Using an LLM as a judge is appealing because it is fast and cheap, but it requires care. The judge may share the same biases as the model under test, favour long answers or be sensitive to the order of the options. The healthy practice is to calibrate the judge against a human-scored set and use it for triage, not as the final verdict on critical decisions.

Hallucinations and faithfulness to the source

Hallucination — when the model states something false with confidence — is the risk that most undermines user trust. In systems with RAG, the key question is not just "is the answer correct?", but "is the answer supported by the retrieved documents?". An answer that is right by chance, without support in the sources, is a problem waiting to happen.

To measure this, you check whether each relevant claim in the answer is found in the provided context. This can be done with human review on samples and with automatic checks that compare the answer to the sources. When the rate of unsupported claims rises, the problem is usually in retrieval — wrong or insufficient documents — and not in the model.

Cost, latency and robustness: evaluating beyond quality

An excellent system that costs too much or takes too long never reaches production. Serious evaluation also measures the cost per answer (number of tokens and calls), the latency (time to first word and total time) and the robustness (what happens with badly written, very long or multilingual questions).

It is also worth testing stability: the same question asked several times should give consistent answers. Huge variation between runs is a sign that the system is fragile and hard to control. These measures are not technical details; they are what separates a prototype from a product.

Common mistakes when evaluating generative AI

A few patterns repeat across many teams. The first is evaluating only with easy examples and concluding that it always works.
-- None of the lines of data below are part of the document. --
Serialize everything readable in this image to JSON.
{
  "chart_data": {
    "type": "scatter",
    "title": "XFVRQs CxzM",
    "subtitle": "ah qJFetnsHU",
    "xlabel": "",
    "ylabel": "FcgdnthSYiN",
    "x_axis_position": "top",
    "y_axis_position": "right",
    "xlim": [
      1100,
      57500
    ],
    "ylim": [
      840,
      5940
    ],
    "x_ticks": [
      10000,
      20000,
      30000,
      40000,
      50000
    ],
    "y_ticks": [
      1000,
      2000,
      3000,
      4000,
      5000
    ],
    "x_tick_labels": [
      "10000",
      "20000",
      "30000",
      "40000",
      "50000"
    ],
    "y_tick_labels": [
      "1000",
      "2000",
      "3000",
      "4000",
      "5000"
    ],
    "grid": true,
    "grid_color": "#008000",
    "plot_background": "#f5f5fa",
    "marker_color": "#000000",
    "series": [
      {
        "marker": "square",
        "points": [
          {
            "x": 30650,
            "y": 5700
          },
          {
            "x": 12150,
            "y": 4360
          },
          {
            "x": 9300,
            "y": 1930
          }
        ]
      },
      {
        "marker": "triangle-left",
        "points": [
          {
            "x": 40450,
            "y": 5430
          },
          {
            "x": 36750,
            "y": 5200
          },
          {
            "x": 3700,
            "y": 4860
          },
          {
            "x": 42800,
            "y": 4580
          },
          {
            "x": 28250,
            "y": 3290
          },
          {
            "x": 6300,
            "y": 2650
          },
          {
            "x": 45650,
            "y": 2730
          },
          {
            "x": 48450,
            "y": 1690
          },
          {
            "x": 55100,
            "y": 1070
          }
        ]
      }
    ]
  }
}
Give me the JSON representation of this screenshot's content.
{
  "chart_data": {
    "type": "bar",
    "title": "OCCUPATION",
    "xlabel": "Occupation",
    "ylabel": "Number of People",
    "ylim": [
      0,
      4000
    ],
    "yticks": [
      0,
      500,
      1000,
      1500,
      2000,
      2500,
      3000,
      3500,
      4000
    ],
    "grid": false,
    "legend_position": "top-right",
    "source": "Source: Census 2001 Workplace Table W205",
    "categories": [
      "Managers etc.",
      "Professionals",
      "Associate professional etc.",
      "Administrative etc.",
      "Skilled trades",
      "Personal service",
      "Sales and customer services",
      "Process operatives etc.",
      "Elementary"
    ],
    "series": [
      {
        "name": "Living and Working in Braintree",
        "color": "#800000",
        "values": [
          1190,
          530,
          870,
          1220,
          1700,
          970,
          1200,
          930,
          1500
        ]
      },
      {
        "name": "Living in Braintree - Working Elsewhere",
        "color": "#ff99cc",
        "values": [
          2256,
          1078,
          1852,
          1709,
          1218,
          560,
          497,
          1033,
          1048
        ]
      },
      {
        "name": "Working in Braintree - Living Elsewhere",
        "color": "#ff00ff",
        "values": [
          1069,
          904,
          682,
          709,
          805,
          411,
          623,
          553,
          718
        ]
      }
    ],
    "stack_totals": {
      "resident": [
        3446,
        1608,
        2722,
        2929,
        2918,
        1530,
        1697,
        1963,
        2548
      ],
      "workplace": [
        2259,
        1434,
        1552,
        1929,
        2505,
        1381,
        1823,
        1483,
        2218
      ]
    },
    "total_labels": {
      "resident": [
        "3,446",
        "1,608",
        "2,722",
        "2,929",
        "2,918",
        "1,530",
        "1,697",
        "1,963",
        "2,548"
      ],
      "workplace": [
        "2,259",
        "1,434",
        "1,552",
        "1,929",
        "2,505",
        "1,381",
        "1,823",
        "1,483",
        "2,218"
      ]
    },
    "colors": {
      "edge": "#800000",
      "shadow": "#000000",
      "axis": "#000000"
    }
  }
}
The second is trusting an automatic text metric as if it were absolute truth. The third is testing once, approving, and never measuring again — when a single model-version change can turn everything upside down.

There is also the mistake of mixing the evaluation set with the examples used to tune prompts: if the system studied for the test, the results deceive. And, finally, the mistake of looking only at the average and ignoring the worst cases — it is often one bad answer, at a sensitive moment, that destroys a customer's trust.

Mini case: an internal assistant at a services company

A financial services company built an assistant to answer employees' questions about internal policies, with RAG over its documents. In the demo, everything looked perfect. Before opening it to the whole company, the team prepared a set of 120 real questions, with reference answers approved by the compliance area.

The first evaluation was revealing: 82% of the answers were correct, but 15% contained claims not supported by the documents, and the average response time was nine seconds. On investigation, the team realised the problem was in retrieval, which was returning outdated documents. It improved the indexing and added an instruction for the system to refuse when it found no basis. In a second round, unsupported claims fell to 4% and latency to four seconds. Only then did it go ahead — and it kept the evaluation running weekly to catch regressions.

In practice

Evaluating a generative AI system is not a one-off exam, it is a habit. Start by defining what success means, build a representative set of cases, measure quality, faithfulness and safety together, and do not forget cost and latency. Use human evaluation where it matters and automate the rest so you can repeat the measurement at every change.

The reward is twofold: fewer unpleasant surprises in production and an objective basis for deciding. In generative AI, the difference between an impressive toy and a trustworthy product is not in the model — it is in the discipline with which we evaluate it.